An Alaska Airlines passenger shared new photos of the 737 Max blowout — including one of his bare feet after his shoes and socks were sucked out of the plane

Pete Syme   

An Alaska Airlines passenger shared new photos of the 737 Max blowout — including one of his bare feet after his shoes and socks were sucked out of the plane
  • Cuong Tran's shoes and socks were sucked out of Alaska Airlines Flight 1282.
  • His foot was injured, and his iPhone was later recovered on the side of a road.

A passenger on the Alaska Airlines blowout flight has shared new pictures of the aftermath as part of a lawsuit filed last Tuesday.

Cuong Tran was sitting in the row just behind the door plug — a part of the fuselage that covers a deactivated emergency exit — when it detached from the Boeing 737 Max in midair on January 5.

His life was saved because he was wearing his seatbelt, Tran's attorneys, Timothy Loranger and Ari Friedman from Wisner Baum, said in a news release.

Tran's shoes and socks were sucked out of the plane due to the uncontrolled decompression at an altitude of 16,000 feet.

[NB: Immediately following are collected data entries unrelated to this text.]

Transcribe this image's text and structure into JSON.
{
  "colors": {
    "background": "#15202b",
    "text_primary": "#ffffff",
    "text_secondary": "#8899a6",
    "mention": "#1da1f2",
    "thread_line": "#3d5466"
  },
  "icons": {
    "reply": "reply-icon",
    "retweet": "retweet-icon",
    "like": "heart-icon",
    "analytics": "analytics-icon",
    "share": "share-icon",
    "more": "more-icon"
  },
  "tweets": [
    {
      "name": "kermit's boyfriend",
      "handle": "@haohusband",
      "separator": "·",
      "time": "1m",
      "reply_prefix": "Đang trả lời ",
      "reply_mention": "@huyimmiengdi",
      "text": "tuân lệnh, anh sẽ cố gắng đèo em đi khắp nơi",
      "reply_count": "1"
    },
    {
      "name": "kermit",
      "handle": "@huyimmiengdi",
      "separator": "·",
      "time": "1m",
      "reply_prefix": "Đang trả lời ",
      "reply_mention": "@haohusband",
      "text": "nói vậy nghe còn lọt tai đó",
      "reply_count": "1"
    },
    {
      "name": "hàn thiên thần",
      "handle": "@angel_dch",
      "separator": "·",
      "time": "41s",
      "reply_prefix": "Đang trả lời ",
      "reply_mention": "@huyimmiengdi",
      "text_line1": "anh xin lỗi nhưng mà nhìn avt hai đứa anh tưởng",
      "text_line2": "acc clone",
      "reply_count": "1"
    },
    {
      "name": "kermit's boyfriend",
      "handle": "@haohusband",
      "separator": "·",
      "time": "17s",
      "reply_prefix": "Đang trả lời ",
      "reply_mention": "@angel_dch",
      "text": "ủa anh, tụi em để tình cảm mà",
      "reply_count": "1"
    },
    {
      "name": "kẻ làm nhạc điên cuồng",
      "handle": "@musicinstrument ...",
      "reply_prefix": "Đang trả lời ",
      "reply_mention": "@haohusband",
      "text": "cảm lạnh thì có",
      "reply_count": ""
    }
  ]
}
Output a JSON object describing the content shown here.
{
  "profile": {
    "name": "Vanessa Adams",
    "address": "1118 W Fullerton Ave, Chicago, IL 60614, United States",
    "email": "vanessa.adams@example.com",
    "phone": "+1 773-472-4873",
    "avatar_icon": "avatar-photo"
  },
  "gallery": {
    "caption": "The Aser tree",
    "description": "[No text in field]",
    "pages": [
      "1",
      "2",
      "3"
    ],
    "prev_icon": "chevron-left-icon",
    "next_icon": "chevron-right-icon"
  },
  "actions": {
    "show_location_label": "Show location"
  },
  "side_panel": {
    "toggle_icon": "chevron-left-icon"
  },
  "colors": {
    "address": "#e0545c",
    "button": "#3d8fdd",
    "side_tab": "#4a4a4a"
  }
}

The attorneys added that the force moved Tran so violently that his foot was cut when it got trapped in the seat in front of him.

"There is a big scar in my leg," Tran told the BBC in an interview.

A video taken from Tran's row and shared by the law firm shows the closest angle of the plane's gaping hole.

Tran's iPhone was also sucked out of the 737 Max, and was later found still intact on the side of a road.

He's one of seven plaintiffs in the latest class-action lawsuit related to the incident. The defendants are Alaska Airlines, Boeing, its supplier Spirit AeroSystems, and 10 unknown people who worked on the plane.

The complaint cites the National Transportation Safety Board's finding in its preliminary report that the jet left Boeing's factory missing key bolts designed to secure the door plug. The 737 Max 9 was delivered to the carrier 66 days before the incident.

"This lawsuit isn't only about the unimaginable fear and suffering of the passengers on that plane, it is about a failure that should have never occurred," Friedman said in the news release.

"We're talking about a gaping hole ripping open mid-flight in the side of a commercial jet," he added. "Properly installed bolts are the difference between safety and disaster, so there is no excuse for why those would be left out, or why quality control checks and routine inspections would miss them."